RE: Circle with interior arc segments - Tim Wessman - 02-12-2015 06:06 PM
(02-12-2015 06:00 PM)Thomas_Sch Wrote: I am currently stumped, why the semicircles are not hitting the red circle.
First thought I have is that the ARC drawing routine uses 4096 steps to represent a circle. Larger radii will probably hit the size that rounding can impact things.
RE: Circle with interior arc segments - Thomas_Sch - 02-12-2015 06:31 PM
(02-12-2015 06:06 PM)Tim Wessman Wrote:(02-12-2015 06:00 PM)Thomas_Sch Wrote: I am currently stumped, why the semicircles are not hitting the red circle.

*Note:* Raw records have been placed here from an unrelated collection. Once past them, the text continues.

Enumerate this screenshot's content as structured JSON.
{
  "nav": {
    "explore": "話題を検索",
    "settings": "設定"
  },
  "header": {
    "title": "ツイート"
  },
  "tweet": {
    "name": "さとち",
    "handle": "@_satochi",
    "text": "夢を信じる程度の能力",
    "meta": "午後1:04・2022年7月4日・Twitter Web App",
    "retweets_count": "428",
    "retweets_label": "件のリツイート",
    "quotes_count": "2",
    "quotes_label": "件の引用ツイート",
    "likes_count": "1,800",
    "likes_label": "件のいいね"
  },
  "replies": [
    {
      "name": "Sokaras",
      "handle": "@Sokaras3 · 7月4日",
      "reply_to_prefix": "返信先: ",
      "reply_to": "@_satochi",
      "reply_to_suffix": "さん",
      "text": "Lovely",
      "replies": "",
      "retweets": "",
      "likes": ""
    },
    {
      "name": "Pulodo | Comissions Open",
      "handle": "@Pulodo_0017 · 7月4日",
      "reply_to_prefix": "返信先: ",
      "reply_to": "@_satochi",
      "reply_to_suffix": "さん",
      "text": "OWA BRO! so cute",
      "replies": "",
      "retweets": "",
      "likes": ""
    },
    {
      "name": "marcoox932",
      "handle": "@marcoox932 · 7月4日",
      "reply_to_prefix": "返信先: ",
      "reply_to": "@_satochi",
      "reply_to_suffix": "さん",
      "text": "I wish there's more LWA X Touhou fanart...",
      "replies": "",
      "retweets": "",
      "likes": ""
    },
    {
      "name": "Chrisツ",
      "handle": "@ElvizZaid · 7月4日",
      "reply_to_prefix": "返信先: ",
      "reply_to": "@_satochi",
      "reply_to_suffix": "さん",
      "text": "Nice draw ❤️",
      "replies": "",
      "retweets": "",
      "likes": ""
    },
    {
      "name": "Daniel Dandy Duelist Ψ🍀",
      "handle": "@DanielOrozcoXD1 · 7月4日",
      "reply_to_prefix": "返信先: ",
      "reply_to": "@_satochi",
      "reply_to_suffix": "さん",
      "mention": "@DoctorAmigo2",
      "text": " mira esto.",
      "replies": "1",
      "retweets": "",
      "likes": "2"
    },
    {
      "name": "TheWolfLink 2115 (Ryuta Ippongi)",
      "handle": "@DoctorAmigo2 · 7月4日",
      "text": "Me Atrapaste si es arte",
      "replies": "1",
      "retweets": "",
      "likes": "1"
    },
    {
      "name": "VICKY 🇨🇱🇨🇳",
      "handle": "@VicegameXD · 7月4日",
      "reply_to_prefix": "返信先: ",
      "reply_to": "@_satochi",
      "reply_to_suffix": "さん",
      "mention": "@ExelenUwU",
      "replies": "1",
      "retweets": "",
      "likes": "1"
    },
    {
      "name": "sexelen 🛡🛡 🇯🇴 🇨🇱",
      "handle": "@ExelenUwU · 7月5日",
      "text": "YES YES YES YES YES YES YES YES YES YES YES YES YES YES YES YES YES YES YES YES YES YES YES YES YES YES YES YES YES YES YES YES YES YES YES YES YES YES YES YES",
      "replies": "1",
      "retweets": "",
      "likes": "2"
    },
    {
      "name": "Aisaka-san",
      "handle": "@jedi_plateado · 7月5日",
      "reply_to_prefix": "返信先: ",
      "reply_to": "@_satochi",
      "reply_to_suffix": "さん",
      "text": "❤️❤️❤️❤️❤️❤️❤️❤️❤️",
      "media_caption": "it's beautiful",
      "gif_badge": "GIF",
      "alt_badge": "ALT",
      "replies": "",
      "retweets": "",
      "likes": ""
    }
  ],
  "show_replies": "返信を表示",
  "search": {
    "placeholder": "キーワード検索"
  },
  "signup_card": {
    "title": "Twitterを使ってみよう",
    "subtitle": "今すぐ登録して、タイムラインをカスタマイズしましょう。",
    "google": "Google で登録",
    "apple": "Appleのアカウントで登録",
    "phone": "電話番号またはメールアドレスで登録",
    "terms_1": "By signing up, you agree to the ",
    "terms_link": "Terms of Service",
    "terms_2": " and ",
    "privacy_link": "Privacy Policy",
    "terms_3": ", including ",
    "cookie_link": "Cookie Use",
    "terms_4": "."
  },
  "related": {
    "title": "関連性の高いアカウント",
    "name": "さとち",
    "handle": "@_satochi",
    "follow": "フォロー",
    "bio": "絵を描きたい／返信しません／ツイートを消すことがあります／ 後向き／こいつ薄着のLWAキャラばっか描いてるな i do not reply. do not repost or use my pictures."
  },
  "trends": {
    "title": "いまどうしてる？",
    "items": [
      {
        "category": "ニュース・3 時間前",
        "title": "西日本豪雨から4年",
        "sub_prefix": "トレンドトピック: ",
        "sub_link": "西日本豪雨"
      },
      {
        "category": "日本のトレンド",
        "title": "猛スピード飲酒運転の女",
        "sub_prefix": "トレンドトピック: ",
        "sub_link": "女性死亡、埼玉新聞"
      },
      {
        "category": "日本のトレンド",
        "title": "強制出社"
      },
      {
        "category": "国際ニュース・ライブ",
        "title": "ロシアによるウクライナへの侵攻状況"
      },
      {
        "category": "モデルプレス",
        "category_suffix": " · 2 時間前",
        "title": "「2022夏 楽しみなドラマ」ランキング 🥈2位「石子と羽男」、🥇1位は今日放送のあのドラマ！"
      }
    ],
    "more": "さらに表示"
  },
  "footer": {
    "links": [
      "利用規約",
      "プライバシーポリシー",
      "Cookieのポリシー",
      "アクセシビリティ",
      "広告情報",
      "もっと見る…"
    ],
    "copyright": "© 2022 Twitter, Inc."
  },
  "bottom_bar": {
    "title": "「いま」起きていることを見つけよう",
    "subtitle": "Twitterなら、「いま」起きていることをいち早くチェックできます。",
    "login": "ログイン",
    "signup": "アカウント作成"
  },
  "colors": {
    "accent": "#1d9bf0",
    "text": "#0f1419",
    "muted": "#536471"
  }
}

First thought I have is that the ARC drawing routine uses 4096 steps to represent a circle. Larger radii will probably hit the size that rounding can impact things.
Thanks for the hint!
Is it possible to get better results with the non- "_P" routines (using ARC instead of ARC_P)?
(sorry, but i don't have examples using ARC, LINE, etc)

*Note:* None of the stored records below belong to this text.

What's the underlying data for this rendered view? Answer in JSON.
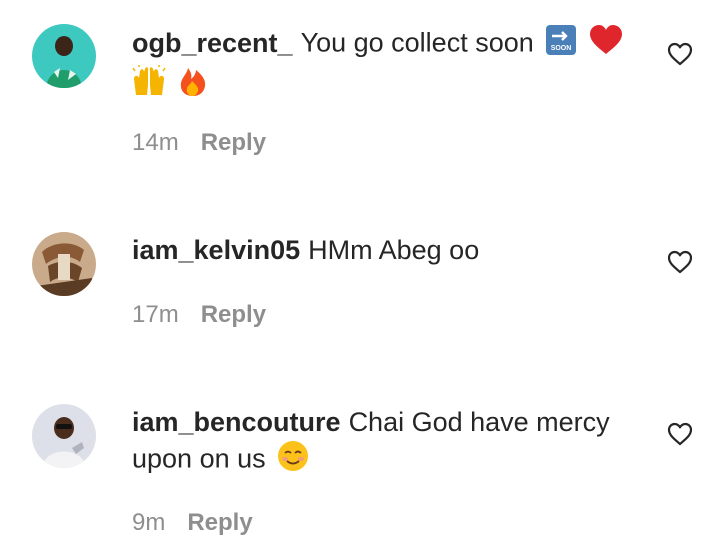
{
  "comments": [
    {
      "username": "ogb_recent_",
      "text": "You go collect soon",
      "emojis": [
        "soon-arrow-icon",
        "red-heart-icon",
        "raised-hands-icon",
        "fire-icon"
      ],
      "time": "14m",
      "reply_label": "Reply",
      "avatar_color": "#3ec9c0"
    },
    {
      "username": "iam_kelvin05",
      "text": "HMm Abeg oo",
      "time": "17m",
      "reply_label": "Reply",
      "avatar_color": "#b89270"
    },
    {
      "username": "iam_bencouture",
      "text": "Chai God have mercy upon on us",
      "emojis": [
        "smiling-face-icon"
      ],
      "time": "9m",
      "reply_label": "Reply",
      "avatar_color": "#d8dbe3"
    }
  ],
  "colors": {
    "text": "#262626",
    "secondary": "#8e8e8e"
  }
}
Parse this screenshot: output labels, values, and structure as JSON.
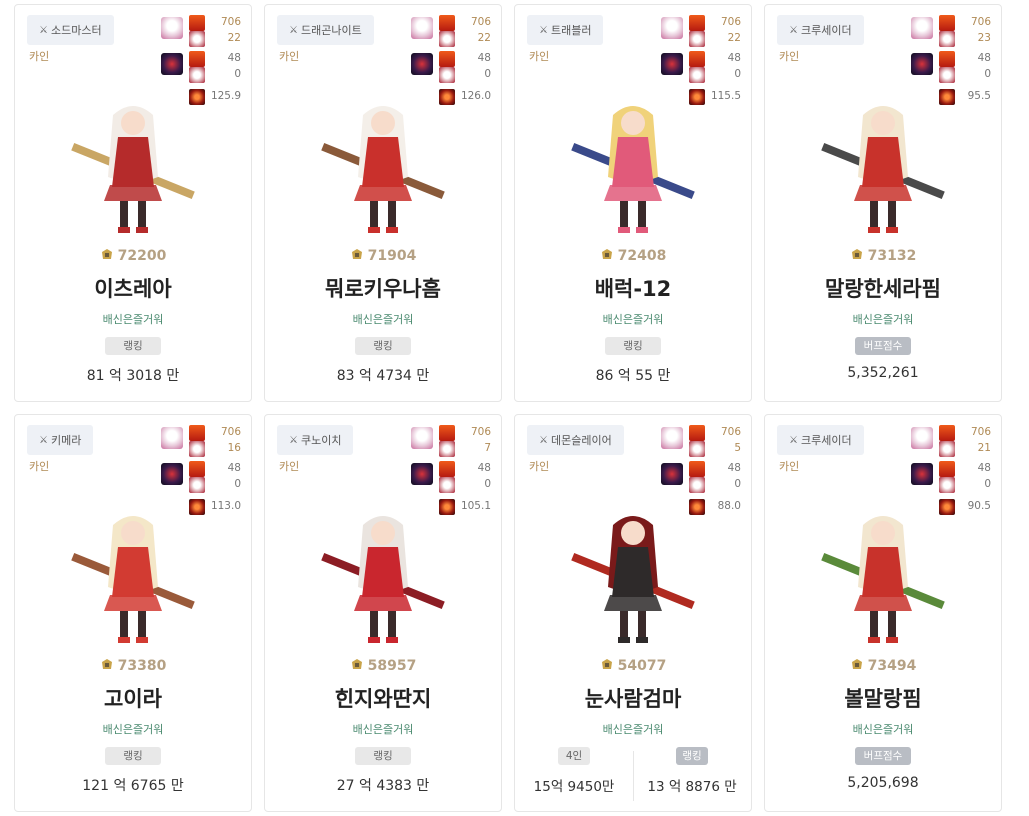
{
  "cards": [
    {
      "job": "소드마스터",
      "server": "카인",
      "s1": "706",
      "s2": "22",
      "s3": "48",
      "s4": "0",
      "s5": "125.9",
      "fame": "72200",
      "name": "이츠레아",
      "guild": "배신은즐거워",
      "badge": "랭킹",
      "value": "81 억 3018 만",
      "badge_style": "ranking",
      "colors": {
        "hair": "#f2ece6",
        "outfit": "#b52b2b",
        "weapon": "#c9a664"
      }
    },
    {
      "job": "드래곤나이트",
      "server": "카인",
      "s1": "706",
      "s2": "22",
      "s3": "48",
      "s4": "0",
      "s5": "126.0",
      "fame": "71904",
      "name": "뭐로키우나흠",
      "guild": "배신은즐거워",
      "badge": "랭킹",
      "value": "83 억 4734 만",
      "badge_style": "ranking",
      "colors": {
        "hair": "#f4efe9",
        "outfit": "#c9302c",
        "weapon": "#8a5a3a"
      }
    },
    {
      "job": "트래블러",
      "server": "카인",
      "s1": "706",
      "s2": "22",
      "s3": "48",
      "s4": "0",
      "s5": "115.5",
      "fame": "72408",
      "name": "배럭-12",
      "guild": "배신은즐거워",
      "badge": "랭킹",
      "value": "86 억 55 만",
      "badge_style": "ranking",
      "colors": {
        "hair": "#f0d27a",
        "outfit": "#e15a7a",
        "weapon": "#3a4a8a"
      }
    },
    {
      "job": "크루세이더",
      "server": "카인",
      "s1": "706",
      "s2": "23",
      "s3": "48",
      "s4": "0",
      "s5": "95.5",
      "fame": "73132",
      "name": "말랑한세라핌",
      "guild": "배신은즐거워",
      "badge": "버프점수",
      "value": "5,352,261",
      "badge_style": "buff",
      "colors": {
        "hair": "#f2e6cf",
        "outfit": "#c8322b",
        "weapon": "#4a4a4a"
      }
    },
    {
      "job": "키메라",
      "server": "카인",
      "s1": "706",
      "s2": "16",
      "s3": "48",
      "s4": "0",
      "s5": "113.0",
      "fame": "73380",
      "name": "고이라",
      "guild": "배신은즐거워",
      "badge": "랭킹",
      "value": "121 억 6765 만",
      "badge_style": "ranking",
      "colors": {
        "hair": "#f4e7c8",
        "outfit": "#d23b32",
        "weapon": "#9a5a3a"
      }
    },
    {
      "job": "쿠노이치",
      "server": "카인",
      "s1": "706",
      "s2": "7",
      "s3": "48",
      "s4": "0",
      "s5": "105.1",
      "fame": "58957",
      "name": "힌지와딴지",
      "guild": "배신은즐거워",
      "badge": "랭킹",
      "value": "27 억 4383 만",
      "badge_style": "ranking",
      "colors": {
        "hair": "#eae4df",
        "outfit": "#c9262e",
        "weapon": "#8c1d24"
      }
    },
    {
      "job": "데몬슬레이어",
      "server": "카인",
      "s1": "706",
      "s2": "5",
      "s3": "48",
      "s4": "0",
      "s5": "88.0",
      "fame": "54077",
      "name": "눈사람검마",
      "guild": "배신은즐거워",
      "badge": "4인",
      "value": "15억 9450만",
      "badge2": "랭킹",
      "value2": "13 억 8876 만",
      "badge_style": "split",
      "colors": {
        "hair": "#7a1a1a",
        "outfit": "#2e2a2a",
        "weapon": "#b02a20"
      }
    },
    {
      "job": "크루세이더",
      "server": "카인",
      "s1": "706",
      "s2": "21",
      "s3": "48",
      "s4": "0",
      "s5": "90.5",
      "fame": "73494",
      "name": "볼말랑핌",
      "guild": "배신은즐거워",
      "badge": "버프점수",
      "value": "5,205,698",
      "badge_style": "buff",
      "colors": {
        "hair": "#f2e6cf",
        "outfit": "#c8322b",
        "weapon": "#5a8a3a"
      }
    }
  ],
  "icon_names": {
    "job": "crossed-swords-icon",
    "fame": "laurel-crown-icon",
    "stat_a": "creature-portrait-icon",
    "stat_b": "aura-icon",
    "stat_c": "title-icon",
    "stat_d": "power-icon"
  },
  "accent_colors": {
    "gold": "#b08a55",
    "green": "#4a8a6f",
    "red": "#c62d1f"
  }
}
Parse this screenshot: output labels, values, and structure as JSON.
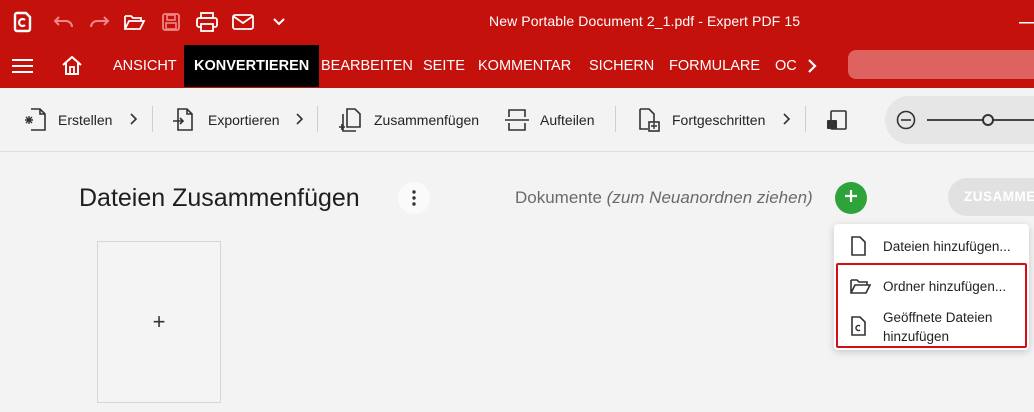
{
  "window": {
    "title": "New Portable Document 2_1.pdf   -   Expert PDF 15"
  },
  "menu": {
    "tabs": [
      {
        "label": "ANSICHT"
      },
      {
        "label": "KONVERTIEREN",
        "active": true
      },
      {
        "label": "BEARBEITEN"
      },
      {
        "label": "SEITE"
      },
      {
        "label": "KOMMENTAR"
      },
      {
        "label": "SICHERN"
      },
      {
        "label": "FORMULARE"
      },
      {
        "label": "OC"
      }
    ]
  },
  "toolbar": {
    "create_label": "Erstellen",
    "export_label": "Exportieren",
    "merge_label": "Zusammenfügen",
    "split_label": "Aufteilen",
    "advanced_label": "Fortgeschritten"
  },
  "main": {
    "title": "Dateien Zusammenfügen",
    "documents_label": "Dokumente",
    "documents_hint": "(zum Neuanordnen ziehen)",
    "merge_button_label": "ZUSAMME",
    "drop_card_symbol": "+"
  },
  "dropdown": {
    "items": [
      {
        "label": "Dateien hinzufügen...",
        "icon": "file-icon"
      },
      {
        "label": "Ordner hinzufügen...",
        "icon": "folder-open-icon"
      },
      {
        "label": "Geöffnete Dateien hinzufügen",
        "line1": "Geöffnete Dateien",
        "line2": "hinzufügen",
        "icon": "open-document-icon"
      }
    ]
  },
  "colors": {
    "brand_red": "#c5110c",
    "active_tab": "#000000",
    "add_green": "#2ea33a",
    "highlight_border": "#d30f15"
  }
}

RE: Circle with interior arc segments - Jonathan Cameron - 02-12-2015 06:34 PM
Could we see a plot of the results?
RE: Circle with interior arc segments - Thomas_Sch - 02-12-2015 06:58 PM
(02-12-2015 06:34 PM)Jonathan Cameron Wrote: Could we see a plot of the results?Here it is:
[attachment=1613]
RE: Circle with interior arc segments - Tim Wessman - 02-12-2015 08:11 PM
(02-12-2015 06:31 PM)Thomas_Sch Wrote: Thanks for the hint!
Is it possible to get better results with the non- "_P" routines (using ARC instead of ARC_P)?
(sorry, but i don't have examples using ARC, LINE, etc)
No, it is the low level drawing routine. To get any reasonable speed in drawing precise circles you have to go into integer based routines which have some tradeoffs.